Era a primeira vez que usava as chamas negras tantas vezes seguidas, e aquilo consumia muito de sua energia.
E a dor lancinante por todo o corpo também não ajudava.
Tirou do bolso da calça o pequeno deck de cartinhas de Yu-Gi-Oh. Como sempre fazia, passou a unha sobre as manchas de sangue seco, para removê-lo. Não importava quantas vezes fazia isso, parecia que as cartas nunca ficavam limpas.
Tentou afastar da mente os terrores que as crianças sentiram, mas não conseguiu.
— Eu vou… vou fazê-la pagar! Vou garantir que nunca mais faça isso com ninguém.
Guardou de volta as cartas no bolso e se levantou.
O elevador só levava até ali, então o único caminho para o andar de cima seria de escadas.
E só tinha uma possibilidade: aquela porta de aço numa das paredes. Ele precisava abri-la.
Respirou fundo e evocou a força para mais um ataque com chamas negras.

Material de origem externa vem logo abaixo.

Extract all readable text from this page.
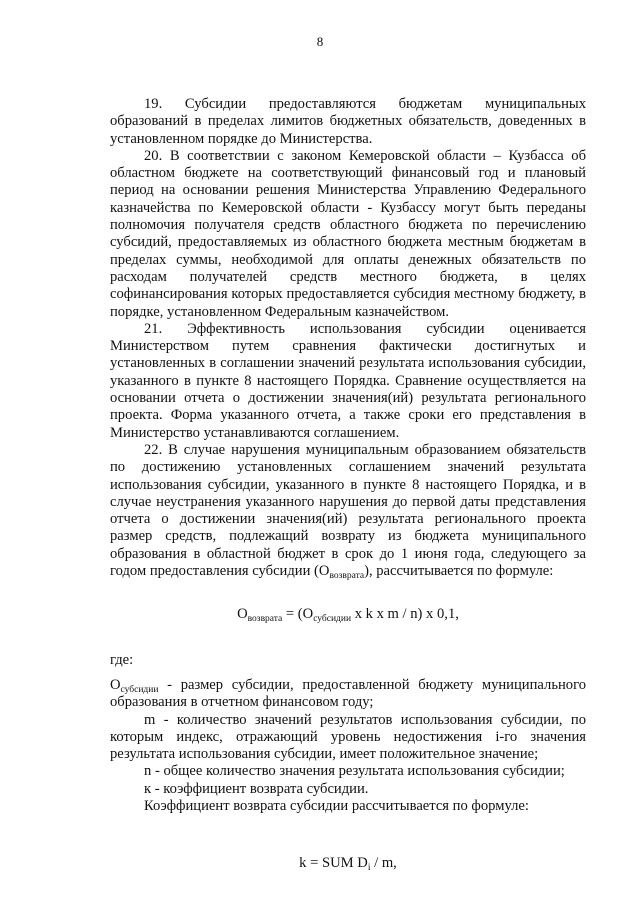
8

19. Субсидии предоставляются бюджетам муниципальных образований в пределах лимитов бюджетных обязательств, доведенных в установленном порядке до Министерства.

20. В соответствии с законом Кемеровской области – Кузбасса об областном бюджете на соответствующий финансовый год и плановый период на основании решения Министерства Управлению Федерального казначейства по Кемеровской области - Кузбассу могут быть переданы полномочия получателя средств областного бюджета по перечислению субсидий, предоставляемых из областного бюджета местным бюджетам в пределах суммы, необходимой для оплаты денежных обязательств по расходам получателей средств местного бюджета, в целях софинансирования которых предоставляется субсидия местному бюджету, в порядке, установленном Федеральным казначейством.

21. Эффективность использования субсидии оценивается Министерством путем сравнения фактически достигнутых и установленных в соглашении значений результата использования субсидии, указанного в пункте 8 настоящего Порядка. Сравнение осуществляется на основании отчета о достижении значения(ий) результата регионального проекта. Форма указанного отчета, а также сроки его представления в Министерство устанавливаются соглашением.

22. В случае нарушения муниципальным образованием обязательств по достижению установленных соглашением значений результата использования субсидии, указанного в пункте 8 настоящего Порядка, и в случае неустранения указанного нарушения до первой даты представления отчета о достижении значения(ий) результата регионального проекта размер средств, подлежащий возврату из бюджета муниципального образования в областной бюджет в срок до 1 июня года, следующего за годом предоставления субсидии $(О_{возврата})$, рассчитывается по формуле:

$О_{возврата} = (О_{субсидии}$ х k х m / n) х 0,1,

где:

$О_{субсидии}$ - размер субсидии, предоставленной бюджету муниципального образования в отчетном финансовом году;

m - количество значений результатов использования субсидии, по которым индекс, отражающий уровень недостижения i-го значения результата использования субсидии, имеет положительное значение;

n - общее количество значения результата использования субсидии;

к - коэффициент возврата субсидии.

Коэффициент возврата субсидии рассчитывается по формуле:

k = SUM $D_i$ / m,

Quase não conseguiu. Num primeiro momento, elas falharam, e apenas faíscas escuras cintilaram entre os dedos do garoto, então finalmente as chamas vieram. E arrebentaram aquela porta de aço com facilidade.
Parte da escada de trás da porta também foi destruída, e um buraco foi aberto na parede, com rachaduras em volta semelhantes às pétalas de uma flor, por onde podia-se ver o azul do céu.

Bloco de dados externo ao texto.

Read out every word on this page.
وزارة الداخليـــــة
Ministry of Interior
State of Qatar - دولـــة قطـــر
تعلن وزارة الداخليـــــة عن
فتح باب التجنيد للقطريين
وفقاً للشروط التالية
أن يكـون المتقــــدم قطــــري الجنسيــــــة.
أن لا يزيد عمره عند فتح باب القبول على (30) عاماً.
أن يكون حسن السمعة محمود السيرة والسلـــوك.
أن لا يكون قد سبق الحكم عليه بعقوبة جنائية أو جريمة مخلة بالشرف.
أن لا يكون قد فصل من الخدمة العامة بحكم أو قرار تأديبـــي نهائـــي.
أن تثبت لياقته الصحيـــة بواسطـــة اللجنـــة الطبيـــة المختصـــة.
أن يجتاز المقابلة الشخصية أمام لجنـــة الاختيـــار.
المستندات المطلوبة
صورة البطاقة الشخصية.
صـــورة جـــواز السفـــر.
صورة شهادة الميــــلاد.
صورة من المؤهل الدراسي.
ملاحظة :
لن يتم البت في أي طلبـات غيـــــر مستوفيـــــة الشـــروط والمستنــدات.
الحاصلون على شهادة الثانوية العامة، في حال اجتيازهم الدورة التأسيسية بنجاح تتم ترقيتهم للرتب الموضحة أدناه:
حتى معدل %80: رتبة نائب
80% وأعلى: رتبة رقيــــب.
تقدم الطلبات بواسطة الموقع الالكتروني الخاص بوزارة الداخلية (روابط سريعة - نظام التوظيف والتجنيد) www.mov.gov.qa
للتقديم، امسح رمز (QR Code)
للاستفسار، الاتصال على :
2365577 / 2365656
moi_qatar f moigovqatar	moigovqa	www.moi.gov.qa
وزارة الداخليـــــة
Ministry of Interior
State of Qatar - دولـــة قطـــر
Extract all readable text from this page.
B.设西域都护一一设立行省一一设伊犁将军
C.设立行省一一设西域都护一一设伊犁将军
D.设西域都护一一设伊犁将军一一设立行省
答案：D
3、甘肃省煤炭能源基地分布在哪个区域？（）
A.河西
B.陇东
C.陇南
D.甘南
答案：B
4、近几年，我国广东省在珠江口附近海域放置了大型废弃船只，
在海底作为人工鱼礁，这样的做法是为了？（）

Saltou pelos escombros e subiu os degraus restantes, até chegar numa sala do último andar.
Lá, havia um único homem, que ao ver Renato, levou a mão ao coldre da cintura para pegar uma pistola.
*
Kath estava em seu quarto, no último andar do prédio, sentada numa cadeira confortável, fumando um cigarro tranquilamente.
Deixou a fumaça escapar por entre os lábios semicerrados, e se espreguiçou. Pegou o copo de uísque que estava sobre a mesinha, bem ao lado do ak-47, e bebeu um gole.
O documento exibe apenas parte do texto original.